TREN.BISNISMARKET.COM - Tekanan ekonomi global saat ini mulai berdampak signifikan pada berbagai sektor industri, termasuk industri keuangan. Dampak ini mendorong perusahaan untuk mencari solusi efisiensi, salah satunya melalui restrukturisasi sumber daya manusia.
Salah satu langkah drastis diambil oleh Standard Chartered, bank raksasa yang berbasis di London, Inggris.
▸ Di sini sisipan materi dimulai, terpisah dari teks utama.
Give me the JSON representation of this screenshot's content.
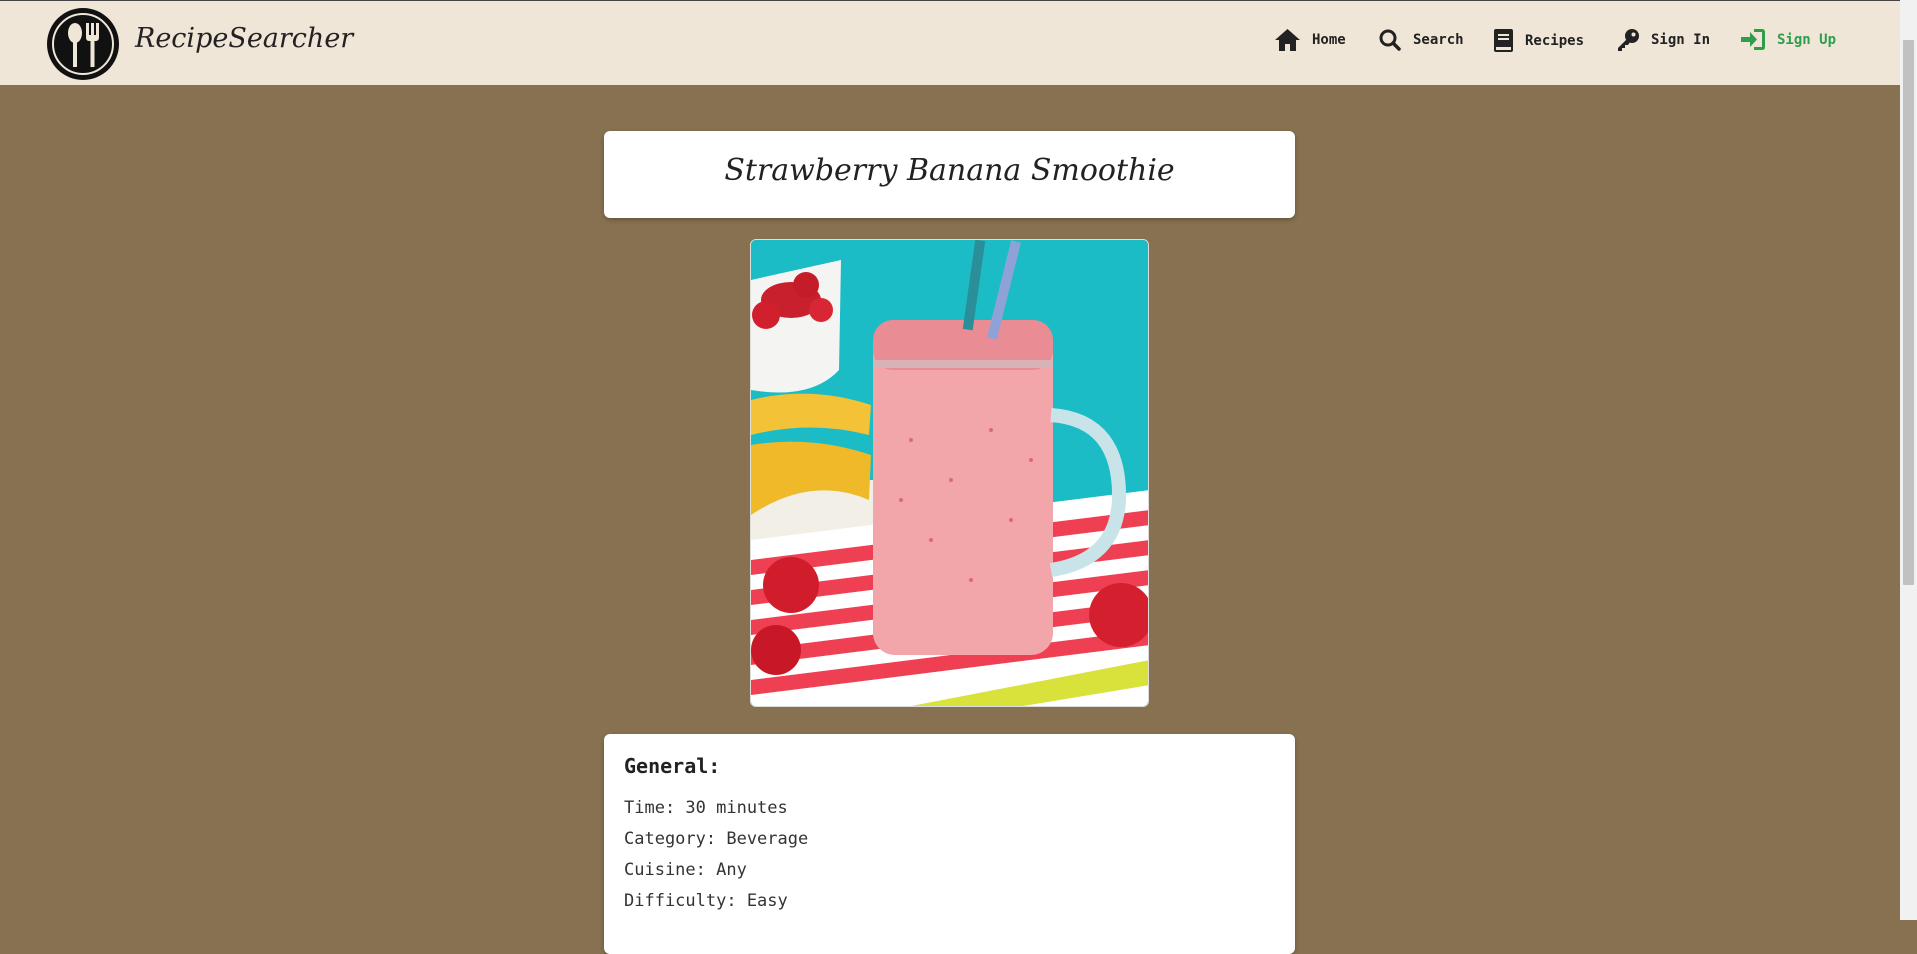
{
  "header": {
    "brand": "RecipeSearcher",
    "nav": [
      {
        "label": "Home",
        "icon": "home-icon"
      },
      {
        "label": "Search",
        "icon": "search-icon"
      },
      {
        "label": "Recipes",
        "icon": "book-icon"
      },
      {
        "label": "Sign In",
        "icon": "key-icon"
      },
      {
        "label": "Sign Up",
        "icon": "sign-in-arrow-icon"
      }
    ]
  },
  "recipe": {
    "title": "Strawberry Banana Smoothie",
    "image": "strawberry-banana-smoothie-photo",
    "general_heading": "General:",
    "details": [
      "Time: 30 minutes",
      "Category: Beverage",
      "Cuisine: Any",
      "Difficulty: Easy"
    ]
  },
  "colors": {
    "background": "#877150",
    "navbar": "#efe6d8",
    "signup": "#2e9e4a",
    "card": "#ffffff"
  }
}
Perusahaan ini telah mengumumkan rencana untuk memangkas lebih dari 7.000 karyawan dalam kurun waktu empat tahun ke depan.
Langkah pemangkasan tenaga kerja ini disebut sejalan dengan peningkatan masif dalam penggunaan teknologi kecerdasan buatan (Artificial Intelligence/AI) di seluruh lini operasional bank. AI dipandang sebagai solusi strategis untuk mendorong efisiensi operasional perusahaan.
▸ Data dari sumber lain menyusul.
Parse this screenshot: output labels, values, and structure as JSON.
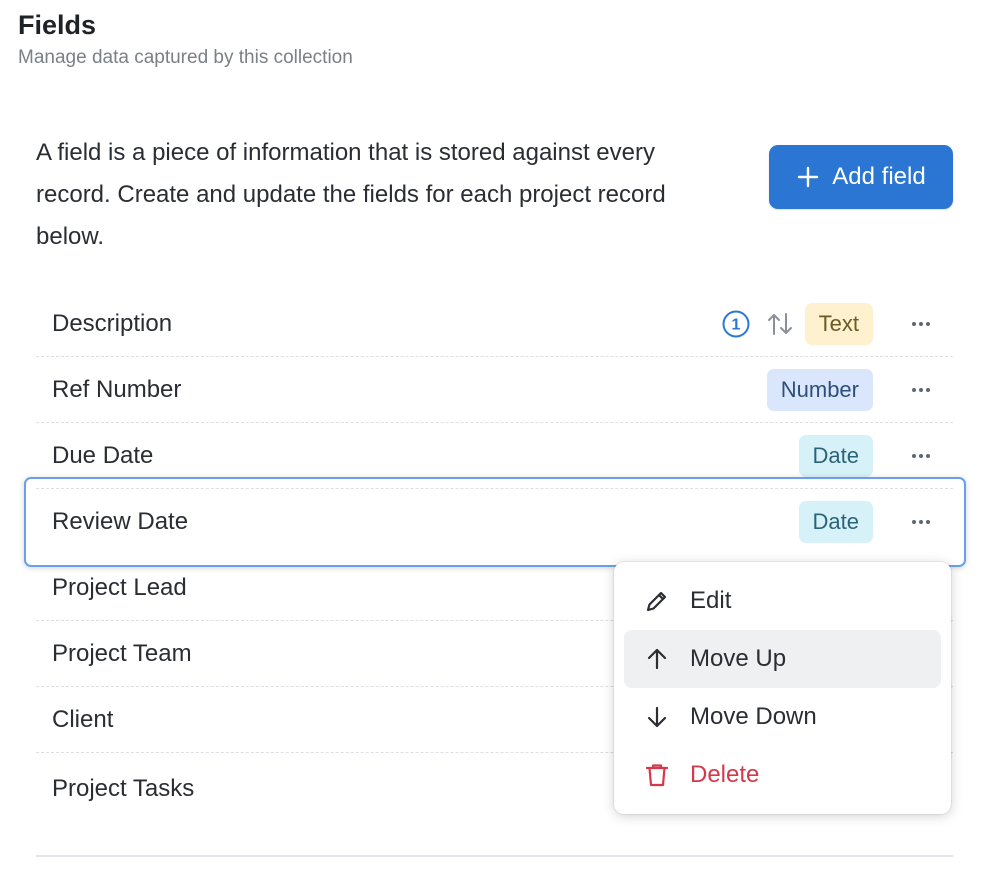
{
  "header": {
    "title": "Fields",
    "subtitle": "Manage data captured by this collection"
  },
  "intro": "A field is a piece of information that is stored against every record. Create and update the fields for each project record below.",
  "add_button": {
    "label": "Add field",
    "icon": "plus-icon"
  },
  "fields": [
    {
      "name": "Description",
      "type": "Text",
      "indicator": "1",
      "sort_icon": "sort-arrows-icon"
    },
    {
      "name": "Ref Number",
      "type": "Number"
    },
    {
      "name": "Due Date",
      "type": "Date"
    },
    {
      "name": "Review Date",
      "type": "Date",
      "selected": true
    },
    {
      "name": "Project Lead"
    },
    {
      "name": "Project Team"
    },
    {
      "name": "Client"
    },
    {
      "name": "Project Tasks"
    }
  ],
  "context_menu": {
    "items": [
      {
        "label": "Edit",
        "icon": "pencil-icon"
      },
      {
        "label": "Move Up",
        "icon": "arrow-up-icon",
        "highlighted": true
      },
      {
        "label": "Move Down",
        "icon": "arrow-down-icon"
      },
      {
        "label": "Delete",
        "icon": "trash-icon",
        "danger": true
      }
    ]
  },
  "colors": {
    "accent": "#2b76d2",
    "text_badge_bg": "#fdf1cf",
    "number_badge_bg": "#d9e6fb",
    "date_badge_bg": "#d6f1f8",
    "danger": "#d4384a",
    "selection_border": "#6aa0ea"
  }
}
Transparansi Kredit: Begini Cara Warga Cek Riwayat Pinjaman Mandiri Tanpa Melalui BI Checking
Bank tersebut menyatakan bahwa pengurangan ini akan menyentuh sekitar 15% dari posisi di fungsi korporasi, yang ditargetkan selesai pada tahun 2030. Berdasarkan perhitungan yang dilakukan oleh Reuters, angka ini setara dengan pemutusan hubungan kerja (PHK) lebih dari 7.000 orang dari total sekitar 52.000 pegawai di divisi tersebut.
Dilansir dari Reuters, Rabu (20/5/2026), CEO Standard Chartered, Bill Winters, menjelaskan bahwa restrukturisasi ini bukan semata-mata upaya pemotongan biaya biasa. Menurutnya, ini adalah substitusi sumber daya manusia dengan nilai rendah digantikan oleh investasi teknologi dan modal finansial.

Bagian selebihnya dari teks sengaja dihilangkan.